Under the ownership of Fox Television Stations, WWOR came under scrutiny for the quality of its news operation. In 2004, for instance, when Fox floated moving WWOR's operations to WNYW's studio in Manhattan, pressure from Senator Frank Lautenberg and Congressman Steve Rothman (whose district included Secaucus) forced Fox to back down. Rothman argued that WWOR's license specifically required that its main studio be based in New Jersey. Additionally, there were concerns that any move back across the Hudson River would result in WWOR's news department being shut down, or at the very least cut back to the point that it could not adequately cover New Jersey events.

As a result, the renewal of the station's license had been pending from 2007 to 2014. Lautenberg accused the station of failing to meet its public service obligations, misrepresenting the amount of New Jersey-centric programming it airs, and misrepresenting the number of employees who work for the station. The station was also criticized by the media watchdog group Voices of New Jersey for similar reasons, claiming that Fox was making too many budget and staff cuts at the station, and also accusing the company of misrepresenting the number of staff it employs.

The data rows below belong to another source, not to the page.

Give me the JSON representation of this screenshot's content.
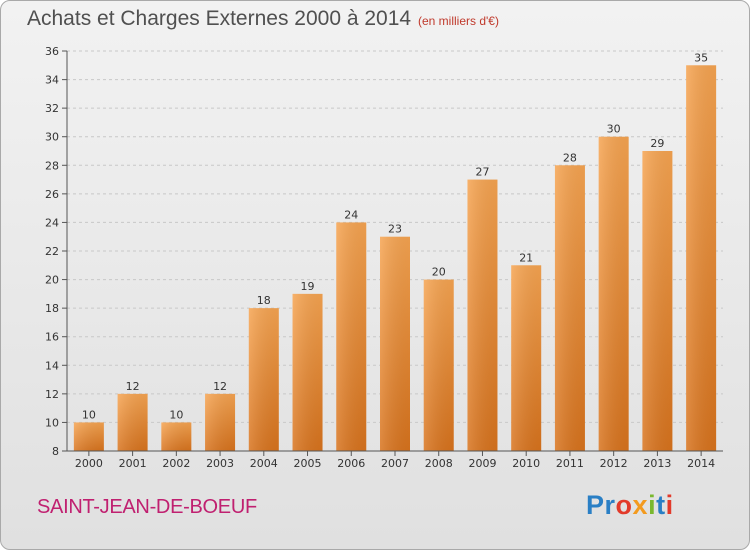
{
  "title": "Achats et Charges Externes 2000 à 2014",
  "subtitle": "(en milliers d'€)",
  "commune": "SAINT-JEAN-DE-BOEUF",
  "logo": {
    "parts": [
      "Pr",
      "o",
      "x",
      "i",
      "t",
      "i"
    ],
    "colors": [
      "#2a7fc5",
      "#e23a2a",
      "#f39a1e",
      "#7ab82e",
      "#2a7fc5",
      "#e23a2a"
    ]
  },
  "colors": {
    "bar_top": "#f6a451",
    "bar_bottom": "#d8731d",
    "grid": "#c8c8c8",
    "axis": "#555555"
  },
  "chart_data": {
    "type": "bar",
    "title": "Achats et Charges Externes 2000 à 2014",
    "subtitle": "(en milliers d'€)",
    "xlabel": "",
    "ylabel": "",
    "categories": [
      "2000",
      "2001",
      "2002",
      "2003",
      "2004",
      "2005",
      "2006",
      "2007",
      "2008",
      "2009",
      "2010",
      "2011",
      "2012",
      "2013",
      "2014"
    ],
    "values": [
      10,
      12,
      10,
      12,
      18,
      19,
      24,
      23,
      20,
      27,
      21,
      28,
      30,
      29,
      35
    ],
    "ylim": [
      8,
      36
    ],
    "yticks": [
      8,
      10,
      12,
      14,
      16,
      18,
      20,
      22,
      24,
      26,
      28,
      30,
      32,
      34,
      36
    ],
    "grid": true,
    "legend": "none"
  }
}
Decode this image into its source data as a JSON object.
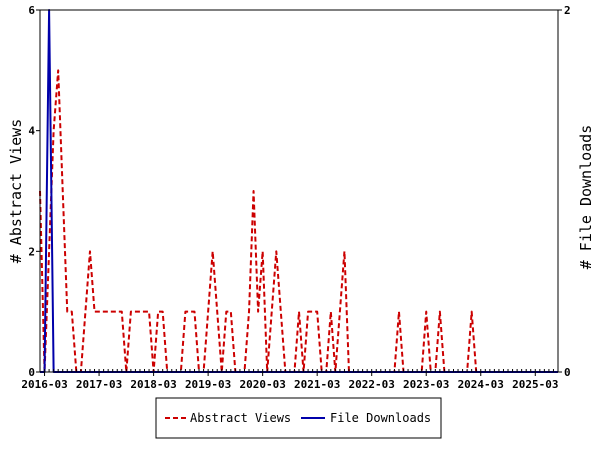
{
  "chart_data": {
    "type": "line",
    "title": "",
    "xlabel": "",
    "ylabel": "# Abstract Views",
    "y2label": "# File Downloads",
    "ylim": [
      0,
      6
    ],
    "y2lim": [
      0,
      2
    ],
    "yticks": [
      0,
      2,
      4,
      6
    ],
    "y2ticks": [
      0,
      2
    ],
    "x_start": "2016-02",
    "x_end": "2025-08",
    "xtick_labels": [
      "2016-03",
      "2017-03",
      "2018-03",
      "2019-03",
      "2020-03",
      "2021-03",
      "2022-03",
      "2023-03",
      "2024-03",
      "2025-03"
    ],
    "grid": false,
    "legend_position": "bottom",
    "series": [
      {
        "name": "Abstract Views",
        "axis": "left",
        "style": "dashed",
        "color": "#cc0000",
        "points": [
          [
            "2016-02",
            3
          ],
          [
            "2016-03",
            0
          ],
          [
            "2016-04",
            2
          ],
          [
            "2016-05",
            4
          ],
          [
            "2016-06",
            5
          ],
          [
            "2016-07",
            3
          ],
          [
            "2016-08",
            1
          ],
          [
            "2016-09",
            1
          ],
          [
            "2016-10",
            0
          ],
          [
            "2016-11",
            0
          ],
          [
            "2016-12",
            1
          ],
          [
            "2017-01",
            2
          ],
          [
            "2017-02",
            1
          ],
          [
            "2017-03",
            1
          ],
          [
            "2017-04",
            1
          ],
          [
            "2017-05",
            1
          ],
          [
            "2017-06",
            1
          ],
          [
            "2017-07",
            1
          ],
          [
            "2017-08",
            1
          ],
          [
            "2017-09",
            0
          ],
          [
            "2017-10",
            1
          ],
          [
            "2017-11",
            1
          ],
          [
            "2017-12",
            1
          ],
          [
            "2018-01",
            1
          ],
          [
            "2018-02",
            1
          ],
          [
            "2018-03",
            0
          ],
          [
            "2018-04",
            1
          ],
          [
            "2018-05",
            1
          ],
          [
            "2018-06",
            0
          ],
          [
            "2018-07",
            0
          ],
          [
            "2018-08",
            0
          ],
          [
            "2018-09",
            0
          ],
          [
            "2018-10",
            1
          ],
          [
            "2018-11",
            1
          ],
          [
            "2018-12",
            1
          ],
          [
            "2019-01",
            0
          ],
          [
            "2019-02",
            0
          ],
          [
            "2019-03",
            1
          ],
          [
            "2019-04",
            2
          ],
          [
            "2019-05",
            1
          ],
          [
            "2019-06",
            0
          ],
          [
            "2019-07",
            1
          ],
          [
            "2019-08",
            1
          ],
          [
            "2019-09",
            0
          ],
          [
            "2019-10",
            0
          ],
          [
            "2019-11",
            0
          ],
          [
            "2019-12",
            1
          ],
          [
            "2020-01",
            3
          ],
          [
            "2020-02",
            1
          ],
          [
            "2020-03",
            2
          ],
          [
            "2020-04",
            0
          ],
          [
            "2020-05",
            1
          ],
          [
            "2020-06",
            2
          ],
          [
            "2020-07",
            1
          ],
          [
            "2020-08",
            0
          ],
          [
            "2020-09",
            0
          ],
          [
            "2020-10",
            0
          ],
          [
            "2020-11",
            1
          ],
          [
            "2020-12",
            0
          ],
          [
            "2021-01",
            1
          ],
          [
            "2021-02",
            1
          ],
          [
            "2021-03",
            1
          ],
          [
            "2021-04",
            0
          ],
          [
            "2021-05",
            0
          ],
          [
            "2021-06",
            1
          ],
          [
            "2021-07",
            0
          ],
          [
            "2021-08",
            1
          ],
          [
            "2021-09",
            2
          ],
          [
            "2021-10",
            0
          ],
          [
            "2021-11",
            0
          ],
          [
            "2021-12",
            0
          ],
          [
            "2022-01",
            0
          ],
          [
            "2022-02",
            0
          ],
          [
            "2022-03",
            0
          ],
          [
            "2022-04",
            0
          ],
          [
            "2022-05",
            0
          ],
          [
            "2022-06",
            0
          ],
          [
            "2022-07",
            0
          ],
          [
            "2022-08",
            0
          ],
          [
            "2022-09",
            1
          ],
          [
            "2022-10",
            0
          ],
          [
            "2022-11",
            0
          ],
          [
            "2022-12",
            0
          ],
          [
            "2023-01",
            0
          ],
          [
            "2023-02",
            0
          ],
          [
            "2023-03",
            1
          ],
          [
            "2023-04",
            0
          ],
          [
            "2023-05",
            0
          ],
          [
            "2023-06",
            1
          ],
          [
            "2023-07",
            0
          ],
          [
            "2023-08",
            0
          ],
          [
            "2023-09",
            0
          ],
          [
            "2023-10",
            0
          ],
          [
            "2023-11",
            0
          ],
          [
            "2023-12",
            0
          ],
          [
            "2024-01",
            1
          ],
          [
            "2024-02",
            0
          ],
          [
            "2024-03",
            0
          ],
          [
            "2025-08",
            0
          ]
        ]
      },
      {
        "name": "File Downloads",
        "axis": "right",
        "style": "solid",
        "color": "#0000aa",
        "points": [
          [
            "2016-02",
            0
          ],
          [
            "2016-03",
            0
          ],
          [
            "2016-04",
            2
          ],
          [
            "2016-05",
            0
          ],
          [
            "2016-06",
            0
          ],
          [
            "2025-08",
            0
          ]
        ]
      }
    ]
  }
}
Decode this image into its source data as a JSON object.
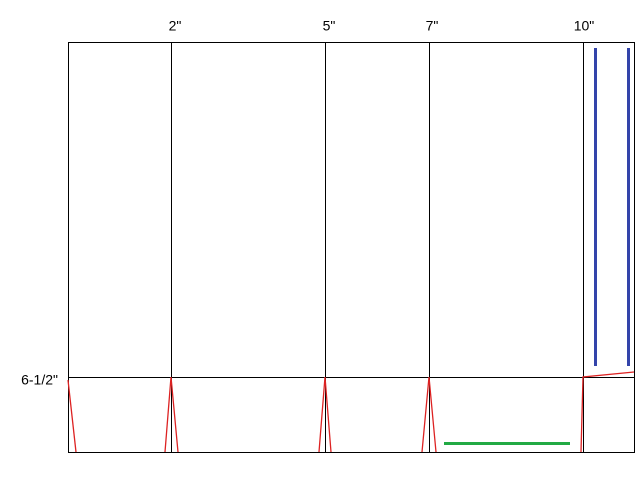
{
  "labels": {
    "top": [
      "2\"",
      "5\"",
      "7\"",
      "10\""
    ],
    "side": "6-1/2\""
  }
}
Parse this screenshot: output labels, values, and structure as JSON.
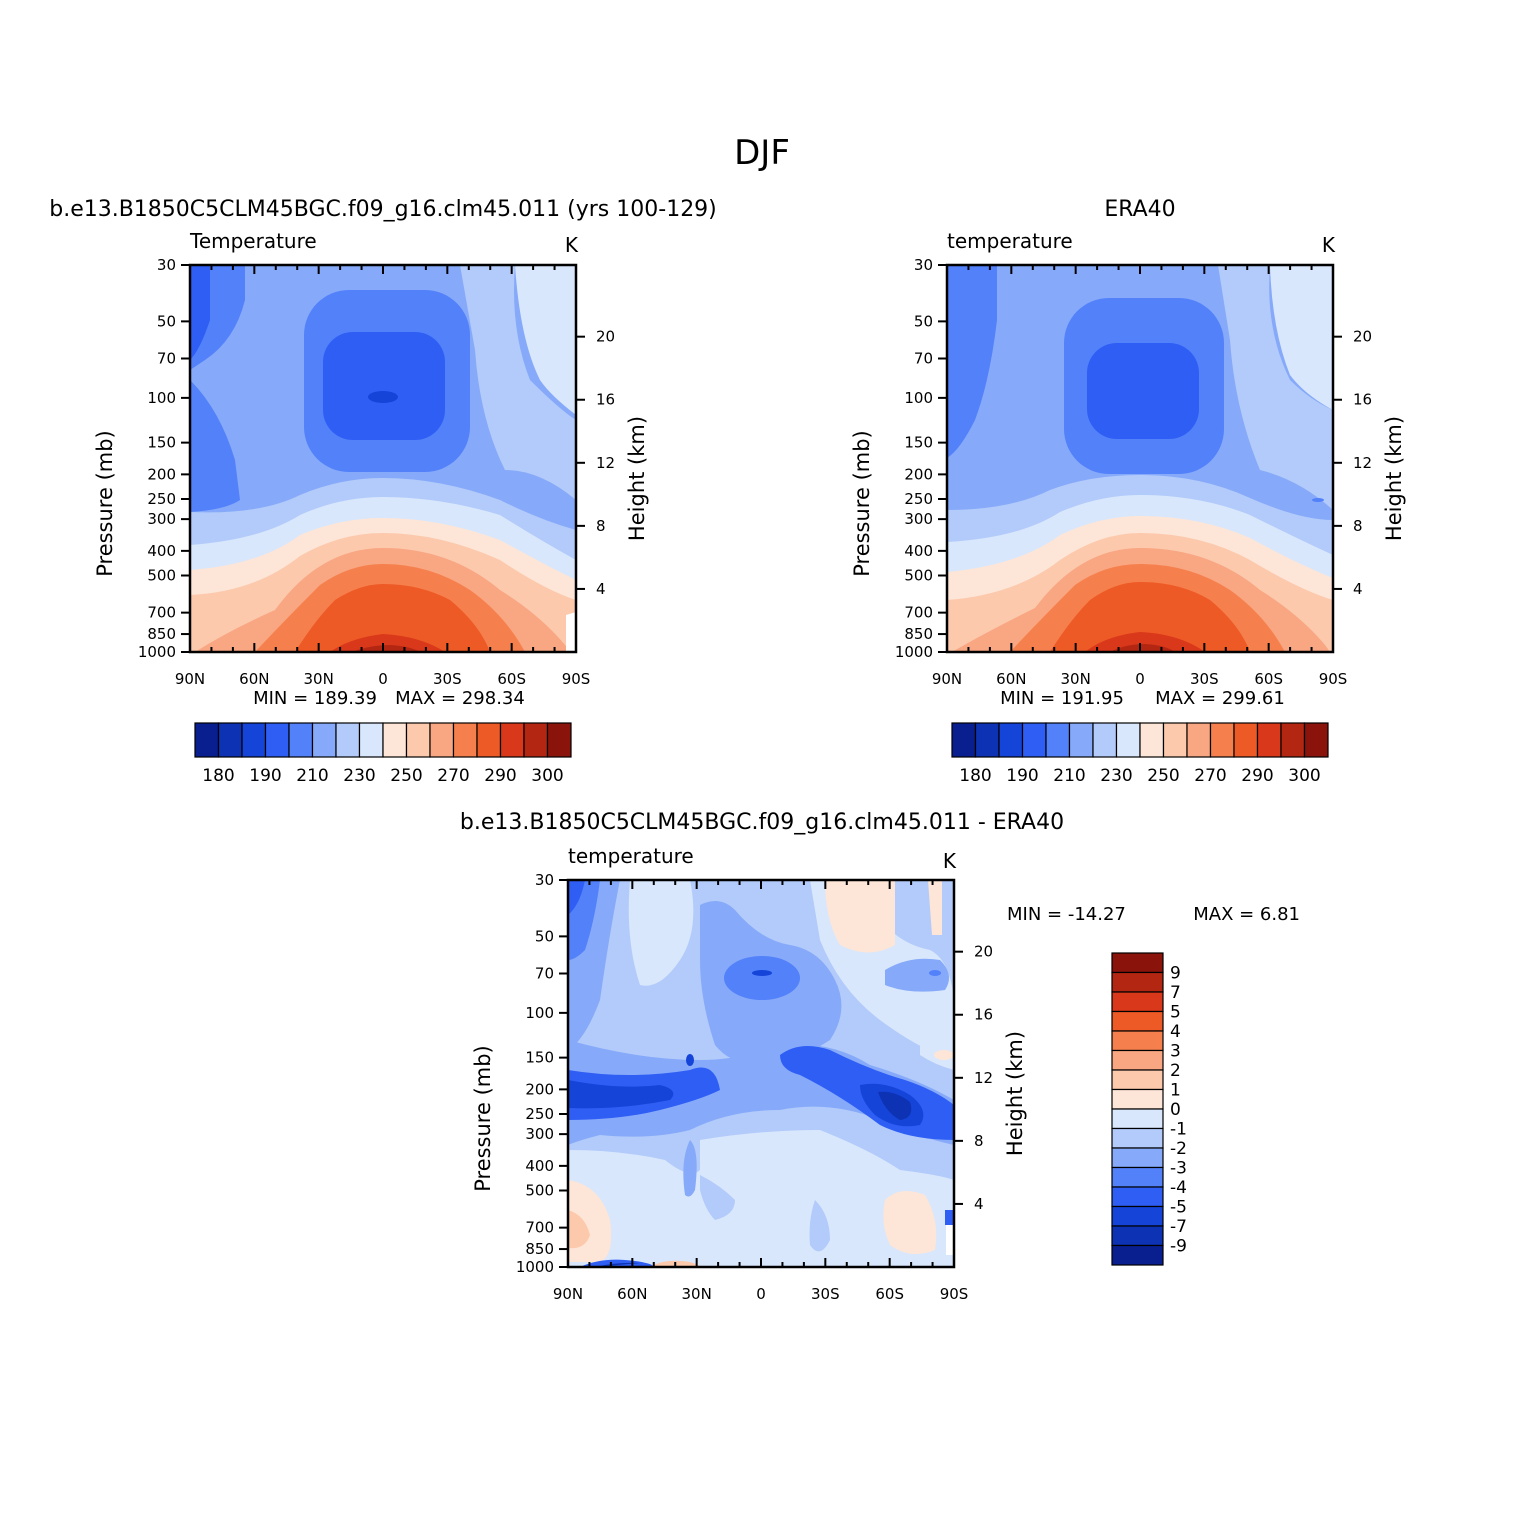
{
  "chart_data": {
    "type": "heatmap",
    "title": "DJF",
    "panels": [
      {
        "id": "model",
        "subtitle": "b.e13.B1850C5CLM45BGC.f09_g16.clm45.011 (yrs 100-129)",
        "variable": "Temperature",
        "units": "K",
        "xlabel": "",
        "ylabel": "Pressure (mb)",
        "ylabel_right": "Height (km)",
        "x_ticks": [
          "90N",
          "60N",
          "30N",
          "0",
          "30S",
          "60S",
          "90S"
        ],
        "y_ticks": [
          "30",
          "50",
          "70",
          "100",
          "150",
          "200",
          "250",
          "300",
          "400",
          "500",
          "700",
          "850",
          "1000"
        ],
        "y_ticks_right": [
          "20",
          "16",
          "12",
          "8",
          "4"
        ],
        "min_label": "MIN = 189.39",
        "max_label": "MAX = 298.34",
        "min": 189.39,
        "max": 298.34
      },
      {
        "id": "obs",
        "subtitle": "ERA40",
        "variable": "temperature",
        "units": "K",
        "xlabel": "",
        "ylabel": "Pressure (mb)",
        "ylabel_right": "Height (km)",
        "x_ticks": [
          "90N",
          "60N",
          "30N",
          "0",
          "30S",
          "60S",
          "90S"
        ],
        "y_ticks": [
          "30",
          "50",
          "70",
          "100",
          "150",
          "200",
          "250",
          "300",
          "400",
          "500",
          "700",
          "850",
          "1000"
        ],
        "y_ticks_right": [
          "20",
          "16",
          "12",
          "8",
          "4"
        ],
        "min_label": "MIN = 191.95",
        "max_label": "MAX = 299.61",
        "min": 191.95,
        "max": 299.61
      },
      {
        "id": "diff",
        "subtitle": "b.e13.B1850C5CLM45BGC.f09_g16.clm45.011 - ERA40",
        "variable": "temperature",
        "units": "K",
        "xlabel": "",
        "ylabel": "Pressure (mb)",
        "ylabel_right": "Height (km)",
        "x_ticks": [
          "90N",
          "60N",
          "30N",
          "0",
          "30S",
          "60S",
          "90S"
        ],
        "y_ticks": [
          "30",
          "50",
          "70",
          "100",
          "150",
          "200",
          "250",
          "300",
          "400",
          "500",
          "700",
          "850",
          "1000"
        ],
        "y_ticks_right": [
          "20",
          "16",
          "12",
          "8",
          "4"
        ],
        "min_label": "MIN = -14.27",
        "max_label": "MAX = 6.81",
        "min": -14.27,
        "max": 6.81
      }
    ],
    "colorbar_abs": {
      "labels": [
        "180",
        "190",
        "210",
        "230",
        "250",
        "270",
        "290",
        "300"
      ],
      "colors": [
        "#0a1f8f",
        "#0d32b3",
        "#1544d9",
        "#2f5ef5",
        "#5281fa",
        "#86aaf9",
        "#b3cbfa",
        "#d8e7fc",
        "#fde6d7",
        "#fcc9ad",
        "#f9a682",
        "#f5804d",
        "#ee5a26",
        "#d9381a",
        "#b32712",
        "#8a130b"
      ]
    },
    "colorbar_diff": {
      "labels": [
        "9",
        "7",
        "5",
        "4",
        "3",
        "2",
        "1",
        "0",
        "-1",
        "-2",
        "-3",
        "-4",
        "-5",
        "-7",
        "-9"
      ],
      "colors": [
        "#8a130b",
        "#b32712",
        "#d9381a",
        "#ee5a26",
        "#f5804d",
        "#f9a682",
        "#fcc9ad",
        "#fde6d7",
        "#d8e7fc",
        "#b3cbfa",
        "#86aaf9",
        "#5281fa",
        "#2f5ef5",
        "#1544d9",
        "#0d32b3",
        "#0a1f8f"
      ]
    }
  }
}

However, Fox argued that the cutbacks were an economic measure in response to a recent economic downturn.

After Lautenberg's June 3, 2013, death, fellow New Jersey senator Bob Menendez, a resident of nearby Paramus, took up the cause. Following the announcement of Chasing New Jersey, Mernendez sent a complaint to the FCC, asking it to review WWOR's license. In the complaint, Mernendez stated that "rather than add much-needed New Jersey specific programming to their lineup, WWOR instead [chose] to supplant its nightly news segment with a show referred to in news reports as 'like TMZ.'" Rep. Frank Pallone, who was then in the special election to fill Lautenberg's seat, also called for the revocation of WWOR's license.

WWOR was also criticized for similar reasons by the trade union Writers Guild of America, East (WGA East). Its executive director, Lowell Peterson. stated that "the people of New Jersey deserve a television station that will honor its responsibility to provide thoughtful, professional coverage of the issues facing the state. WWOR should add news programming, not chase it off the airwaves." Seven writers who were members of WGA East were dismissed after the cancellation of WWOR's newscast.